The Phillies have lost two of Papelbon's recent blown saves, and while they're 10-12 this month, they've lost 10 out of their last 15 games to fall to 36-41, eight games behind the Braves in the suddenly mediocre NL East — where only Atlanta is above .500 — and nine games back in the wild-card race. Even that record may be camouflaging just how bad the Phillies are. Their −59 run differential is the league's second-worst, better than only the Marlins. Their once-vaunted offense is scoring just 3.68 runs per game (12th in the league), and they can't even use the loss of Chase Utley, who missed four weeks with an oblique strain, as an excuse. While the 34-year-old second baseman's .267/.328/.472 line places him among the team's three most productive hitters, the team went 14-14 and scored 4.00 runs per game without him, meaning that they've averaged just 3.49 per game when he's been available. Meanwhile, the pitching staff is allowing 4.44 runs per game (13th in the league), with Roy Halladay possibly out for the season after shoulder surgery, and Cole Hamels holding a 4.50 ERA and a 2-11 record through 16 starts.

The Phillies came into the season with a $159.5 million payroll, the game's third-highest behind the Yankees and Dodgers, but general manager Ruben Amaro Jr has maintained his stance that he's not trading anyone. Last year, he dealt Shane Victorino, Hunter Pence and Joe Blanton in late July and early August, only to rebound from a 45-57 record with a 36-24 finish, ending the season right at .500. While that allowed the team to save a bit of face, it has emboldened Amaro to believe in yet another poorly assembled squad. Of their 10 most used players in terms of plate appearances, six are over 30, and of the other four, trade acquisition Ben Revere (.275/.309/.308) and free agent signing Delmon Young (.222/.278/.389 with high comedy on defense) have both been part of the problem.

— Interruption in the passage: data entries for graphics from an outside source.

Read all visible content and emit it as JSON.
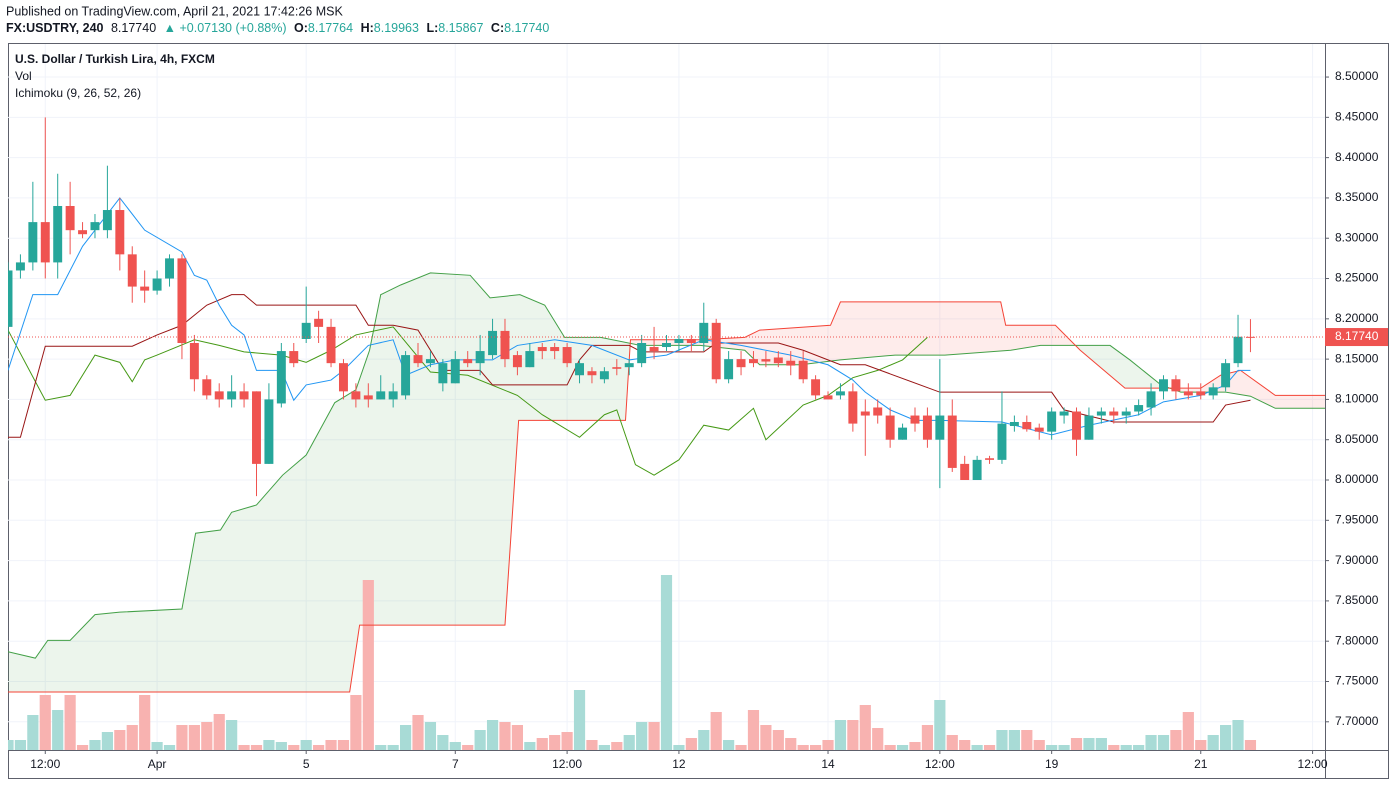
{
  "header": {
    "published": "Published on TradingView.com, April 21, 2021 17:42:26 MSK",
    "symbol": "FX:USDTRY, 240",
    "last": "8.17740",
    "change": "▲ +0.07130 (+0.88%)",
    "ohlc": [
      {
        "label": "O:",
        "value": "8.17764"
      },
      {
        "label": "H:",
        "value": "8.19963"
      },
      {
        "label": "L:",
        "value": "8.15867"
      },
      {
        "label": "C:",
        "value": "8.17740"
      }
    ]
  },
  "chart_data": {
    "type": "candlestick",
    "title": "U.S. Dollar / Turkish Lira, 4h, FXCM",
    "indicators": [
      "Vol",
      "Ichimoku (9, 26, 52, 26)"
    ],
    "categories": [
      null,
      null,
      null,
      null,
      null,
      null,
      null,
      null,
      null,
      null,
      null,
      null,
      null,
      null,
      null,
      null,
      null,
      null,
      null,
      null,
      null,
      null,
      null,
      null,
      null,
      null,
      null,
      null,
      null,
      null,
      null,
      null,
      null,
      null,
      null,
      null,
      null,
      null,
      null,
      null,
      null,
      null,
      null,
      null,
      null,
      null,
      null,
      null,
      null,
      null,
      null,
      null,
      null,
      null,
      null,
      null,
      null,
      null,
      null,
      null,
      null,
      null,
      null,
      null,
      null,
      null,
      null,
      null,
      null,
      null,
      null,
      null,
      null,
      null,
      null,
      null,
      null,
      null,
      null,
      null,
      null,
      null,
      null,
      null,
      null,
      null,
      null,
      null,
      null,
      null,
      null,
      null,
      null,
      null,
      null,
      null,
      null,
      null,
      null,
      null,
      null
    ],
    "open": [
      8.19,
      8.26,
      8.27,
      8.32,
      8.27,
      8.34,
      8.31,
      8.31,
      8.31,
      8.335,
      8.28,
      8.24,
      8.235,
      8.25,
      8.275,
      8.17,
      8.125,
      8.11,
      8.1,
      8.11,
      8.11,
      8.02,
      8.095,
      8.16,
      8.175,
      8.2,
      8.19,
      8.145,
      8.11,
      8.105,
      8.1,
      8.1,
      8.105,
      8.155,
      8.145,
      8.12,
      8.12,
      8.15,
      8.145,
      8.155,
      8.185,
      8.155,
      8.14,
      8.165,
      8.165,
      8.165,
      8.13,
      8.135,
      8.125,
      8.14,
      8.14,
      8.145,
      8.165,
      8.165,
      8.17,
      8.175,
      8.17,
      8.195,
      8.125,
      8.15,
      8.15,
      8.15,
      8.152,
      8.148,
      8.148,
      8.125,
      8.105,
      8.105,
      8.11,
      8.085,
      8.09,
      8.08,
      8.05,
      8.08,
      8.08,
      8.05,
      8.08,
      8.02,
      8.0,
      8.027,
      8.025,
      8.067,
      8.072,
      8.065,
      8.06,
      8.08,
      8.085,
      8.05,
      8.08,
      8.085,
      8.08,
      8.085,
      8.09,
      8.11,
      8.125,
      8.11,
      8.11,
      8.105,
      8.115,
      8.145,
      8.17764
    ],
    "high": [
      8.27,
      8.28,
      8.37,
      8.45,
      8.38,
      8.37,
      8.32,
      8.33,
      8.39,
      8.35,
      8.29,
      8.26,
      8.26,
      8.28,
      8.28,
      8.18,
      8.13,
      8.12,
      8.13,
      8.12,
      8.11,
      8.12,
      8.17,
      8.17,
      8.24,
      8.21,
      8.2,
      8.15,
      8.12,
      8.12,
      8.13,
      8.12,
      8.16,
      8.17,
      8.16,
      8.15,
      8.16,
      8.16,
      8.18,
      8.2,
      8.2,
      8.16,
      8.17,
      8.17,
      8.17,
      8.17,
      8.15,
      8.14,
      8.14,
      8.15,
      8.15,
      8.18,
      8.19,
      8.18,
      8.18,
      8.18,
      8.22,
      8.2,
      8.16,
      8.16,
      8.16,
      8.16,
      8.16,
      8.16,
      8.16,
      8.13,
      8.11,
      8.12,
      8.12,
      8.1,
      8.1,
      8.09,
      8.07,
      8.09,
      8.09,
      8.15,
      8.1,
      8.03,
      8.03,
      8.03,
      8.11,
      8.08,
      8.08,
      8.07,
      8.09,
      8.09,
      8.09,
      8.09,
      8.09,
      8.09,
      8.09,
      8.1,
      8.12,
      8.13,
      8.13,
      8.12,
      8.12,
      8.12,
      8.15,
      8.205,
      8.19963
    ],
    "low": [
      8.18,
      8.25,
      8.26,
      8.25,
      8.25,
      8.28,
      8.3,
      8.3,
      8.3,
      8.26,
      8.22,
      8.22,
      8.23,
      8.24,
      8.15,
      8.11,
      8.1,
      8.09,
      8.09,
      8.09,
      7.98,
      8.02,
      8.09,
      8.14,
      8.17,
      8.17,
      8.14,
      8.1,
      8.09,
      8.09,
      8.1,
      8.09,
      8.1,
      8.14,
      8.14,
      8.11,
      8.12,
      8.14,
      8.13,
      8.15,
      8.14,
      8.13,
      8.14,
      8.15,
      8.15,
      8.14,
      8.12,
      8.12,
      8.12,
      8.13,
      8.13,
      8.14,
      8.15,
      8.16,
      8.16,
      8.16,
      8.16,
      8.12,
      8.12,
      8.13,
      8.14,
      8.14,
      8.14,
      8.13,
      8.12,
      8.1,
      8.1,
      8.1,
      8.06,
      8.03,
      8.07,
      8.04,
      8.05,
      8.06,
      8.04,
      7.99,
      8.01,
      8.0,
      8.0,
      8.02,
      8.02,
      8.06,
      8.06,
      8.05,
      8.05,
      8.07,
      8.03,
      8.05,
      8.07,
      8.07,
      8.07,
      8.08,
      8.08,
      8.1,
      8.1,
      8.1,
      8.1,
      8.1,
      8.11,
      8.14,
      8.15867
    ],
    "close": [
      8.26,
      8.27,
      8.32,
      8.27,
      8.34,
      8.31,
      8.305,
      8.32,
      8.335,
      8.28,
      8.24,
      8.235,
      8.25,
      8.275,
      8.17,
      8.125,
      8.105,
      8.1,
      8.11,
      8.1,
      8.02,
      8.1,
      8.16,
      8.145,
      8.195,
      8.19,
      8.145,
      8.11,
      8.1,
      8.1,
      8.11,
      8.11,
      8.155,
      8.145,
      8.15,
      8.145,
      8.15,
      8.145,
      8.16,
      8.185,
      8.15,
      8.14,
      8.16,
      8.16,
      8.16,
      8.145,
      8.145,
      8.13,
      8.135,
      8.138,
      8.145,
      8.17,
      8.16,
      8.17,
      8.175,
      8.17,
      8.195,
      8.125,
      8.15,
      8.14,
      8.145,
      8.147,
      8.145,
      8.142,
      8.125,
      8.105,
      8.1,
      8.11,
      8.07,
      8.08,
      8.08,
      8.05,
      8.065,
      8.07,
      8.05,
      8.08,
      8.015,
      8.0,
      8.025,
      8.025,
      8.07,
      8.072,
      8.063,
      8.06,
      8.085,
      8.085,
      8.05,
      8.08,
      8.085,
      8.08,
      8.085,
      8.093,
      8.11,
      8.125,
      8.11,
      8.105,
      8.105,
      8.115,
      8.145,
      8.17775,
      8.1774
    ],
    "up_color": "#26a69a",
    "down_color": "#ef5350",
    "volume": {
      "values": [
        10,
        10,
        35,
        55,
        40,
        55,
        5,
        10,
        18,
        20,
        25,
        55,
        8,
        5,
        25,
        25,
        28,
        36,
        30,
        5,
        5,
        10,
        8,
        5,
        10,
        5,
        10,
        10,
        55,
        170,
        5,
        5,
        25,
        35,
        28,
        15,
        8,
        5,
        20,
        30,
        28,
        25,
        8,
        12,
        15,
        18,
        60,
        10,
        5,
        8,
        15,
        28,
        28,
        175,
        5,
        12,
        20,
        38,
        10,
        5,
        40,
        25,
        20,
        12,
        5,
        5,
        10,
        30,
        30,
        45,
        22,
        5,
        5,
        8,
        25,
        50,
        15,
        10,
        5,
        5,
        20,
        20,
        20,
        10,
        5,
        5,
        12,
        12,
        12,
        5,
        5,
        5,
        15,
        15,
        20,
        38,
        10,
        15,
        25,
        30,
        10
      ],
      "up_color": "#a8dbd6",
      "down_color": "#f8b2b0"
    },
    "tenkan": {
      "color": "#2196f3",
      "x": [
        0,
        2,
        4,
        6,
        9,
        11,
        14,
        15,
        16,
        17,
        18,
        19,
        20,
        22,
        23,
        24,
        26,
        27,
        29,
        31,
        32,
        34,
        36,
        39,
        41,
        44,
        47,
        50,
        53,
        56,
        59,
        63,
        66,
        68,
        69,
        71,
        73,
        75,
        80,
        84,
        87,
        91,
        93,
        96,
        98,
        99,
        100
      ],
      "values": [
        8.136,
        8.23,
        8.23,
        8.29,
        8.35,
        8.31,
        8.283,
        8.254,
        8.248,
        8.217,
        8.192,
        8.18,
        8.136,
        8.136,
        8.099,
        8.118,
        8.124,
        8.136,
        8.167,
        8.174,
        8.13,
        8.143,
        8.149,
        8.149,
        8.167,
        8.174,
        8.167,
        8.149,
        8.155,
        8.174,
        8.167,
        8.155,
        8.143,
        8.124,
        8.109,
        8.087,
        8.074,
        8.074,
        8.072,
        8.056,
        8.068,
        8.081,
        8.097,
        8.105,
        8.118,
        8.136,
        8.136
      ]
    },
    "kijun": {
      "color": "#991515",
      "x": [
        0,
        1,
        3,
        10,
        12,
        14,
        16,
        18,
        19,
        20,
        28,
        29,
        31,
        33,
        35,
        38,
        39,
        45,
        46,
        47,
        50,
        51,
        56,
        57,
        62,
        64,
        67,
        69,
        75,
        84,
        85,
        89,
        97,
        98,
        100
      ],
      "values": [
        8.053,
        8.053,
        8.166,
        8.166,
        8.18,
        8.192,
        8.217,
        8.23,
        8.23,
        8.217,
        8.217,
        8.192,
        8.192,
        8.186,
        8.136,
        8.136,
        8.118,
        8.118,
        8.149,
        8.167,
        8.167,
        8.159,
        8.159,
        8.17,
        8.17,
        8.161,
        8.143,
        8.143,
        8.109,
        8.109,
        8.087,
        8.072,
        8.072,
        8.093,
        8.099
      ]
    },
    "chikou": {
      "color": "#459915",
      "x": [
        0,
        3,
        5,
        7,
        9,
        10,
        11,
        12,
        15,
        17,
        19,
        22,
        24,
        26,
        28,
        31,
        34,
        37,
        41,
        43,
        46,
        48,
        49,
        50.5,
        52,
        54,
        56,
        58,
        60,
        61,
        64,
        66,
        68,
        70,
        72,
        74
      ],
      "values": [
        8.186,
        8.099,
        8.105,
        8.155,
        8.146,
        8.122,
        8.149,
        8.155,
        8.174,
        8.167,
        8.159,
        8.155,
        8.146,
        8.161,
        8.18,
        8.19,
        8.134,
        8.13,
        8.105,
        8.081,
        8.053,
        8.081,
        8.087,
        8.019,
        8.006,
        8.025,
        8.068,
        8.062,
        8.089,
        8.05,
        8.093,
        8.105,
        8.127,
        8.136,
        8.149,
        8.177
      ]
    },
    "span_a": {
      "color": "#43a047",
      "x": [
        0,
        2.2,
        3.2,
        5,
        7,
        9,
        14,
        15.1,
        17.1,
        18,
        20,
        22.1,
        24,
        25.1,
        26.3,
        28,
        29.1,
        30,
        31.6,
        34,
        37.2,
        38.8,
        41.2,
        43.2,
        44.8,
        47.7,
        50.9,
        55.7,
        59.3,
        60.5,
        63.8,
        67,
        71.4,
        75.4,
        80.7,
        83.1,
        88.7,
        90.3,
        92.8,
        94.4,
        98,
        100,
        102,
        106
      ],
      "values": [
        7.787,
        7.779,
        7.801,
        7.801,
        7.833,
        7.836,
        7.84,
        7.934,
        7.938,
        7.96,
        7.969,
        8.006,
        8.031,
        8.062,
        8.096,
        8.112,
        8.161,
        8.23,
        8.242,
        8.257,
        8.254,
        8.226,
        8.23,
        8.217,
        8.177,
        8.177,
        8.167,
        8.167,
        8.161,
        8.143,
        8.143,
        8.149,
        8.155,
        8.155,
        8.161,
        8.167,
        8.167,
        8.149,
        8.118,
        8.109,
        8.109,
        8.104,
        8.089,
        8.089
      ]
    },
    "span_b": {
      "color": "#f44336",
      "x": [
        0,
        27.5,
        28.3,
        40,
        41.1,
        49.7,
        50.1,
        55.7,
        59.3,
        60.5,
        66.2,
        67,
        79.9,
        80.3,
        84.3,
        86.3,
        89.9,
        96,
        97.6,
        99.2,
        102,
        106
      ],
      "values": [
        7.737,
        7.737,
        7.82,
        7.82,
        8.074,
        8.074,
        8.174,
        8.174,
        8.177,
        8.186,
        8.192,
        8.221,
        8.221,
        8.192,
        8.192,
        8.161,
        8.114,
        8.114,
        8.13,
        8.136,
        8.105,
        8.105
      ]
    },
    "cloud_up_color": "#43a047",
    "cloud_down_color": "#f44336",
    "last_price": {
      "value": 8.1774,
      "label": "8.17740"
    },
    "ylim": [
      7.665,
      8.541
    ],
    "yticks": [
      {
        "value": 8.5,
        "label": "8.50000"
      },
      {
        "value": 8.45,
        "label": "8.45000"
      },
      {
        "value": 8.4,
        "label": "8.40000"
      },
      {
        "value": 8.35,
        "label": "8.35000"
      },
      {
        "value": 8.3,
        "label": "8.30000"
      },
      {
        "value": 8.25,
        "label": "8.25000"
      },
      {
        "value": 8.2,
        "label": "8.20000"
      },
      {
        "value": 8.15,
        "label": "8.15000"
      },
      {
        "value": 8.1,
        "label": "8.10000"
      },
      {
        "value": 8.05,
        "label": "8.05000"
      },
      {
        "value": 8.0,
        "label": "8.00000"
      },
      {
        "value": 7.95,
        "label": "7.95000"
      },
      {
        "value": 7.9,
        "label": "7.90000"
      },
      {
        "value": 7.85,
        "label": "7.85000"
      },
      {
        "value": 7.8,
        "label": "7.80000"
      },
      {
        "value": 7.75,
        "label": "7.75000"
      },
      {
        "value": 7.7,
        "label": "7.70000"
      }
    ],
    "xlim": [
      0,
      106
    ],
    "xticks": [
      {
        "value": 3,
        "label": "12:00"
      },
      {
        "value": 12,
        "label": "Apr"
      },
      {
        "value": 24,
        "label": "5"
      },
      {
        "value": 36,
        "label": "7"
      },
      {
        "value": 45,
        "label": "12:00"
      },
      {
        "value": 54,
        "label": "12"
      },
      {
        "value": 66,
        "label": "14"
      },
      {
        "value": 75,
        "label": "12:00"
      },
      {
        "value": 84,
        "label": "19"
      },
      {
        "value": 96,
        "label": "21"
      },
      {
        "value": 105,
        "label": "12:00"
      }
    ],
    "grid": true
  }
}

Utley, 34-year-old Carlos Ruiz (.257/.293/.286 in just 75 PA due to a PED suspension and a hamstring strain) and 36-year-old Michael Young (.282/.345/.398) are pending free agents, but at the moment only the first of those three would fetch a whole lot that could help restock a downtrodden farm system that Baseball America ranked 23rd coming into the year, and Baseball Prospectus 24th. Beyond that trio, the Phillies have more than $100 million committed to six players for next year, and $86.5 million committed to four players for 2015: Lee ($25 million a year), Ryan Howard ($25 million a year), Hamels ($23.5 million a year), Papelbon ($13 million a year), Rollins ($11 million for next year) and Mike Adams ($7 million for next year), the latter of whom is facing season-ending shoulder surgery.

Barring another TARP-like bailout from the Dodgers, dealing any of those players would likely require the Phillies to work around no-trade clauses in the cases of Utley, Howard and Lee, and to eat a significant chunk of the remaining money, a dish for which Amaro has shown he has little appetite. That's because doing so would be admitting that he made serious mistakes, like vastly overpaying for a closer just as the industry was realizing the silliness of doing so, jumping the gun on renewing the contract of an aging first baseman with platoon and defensive issues, and holding onto a shortstop who's well into his mid-30s decline.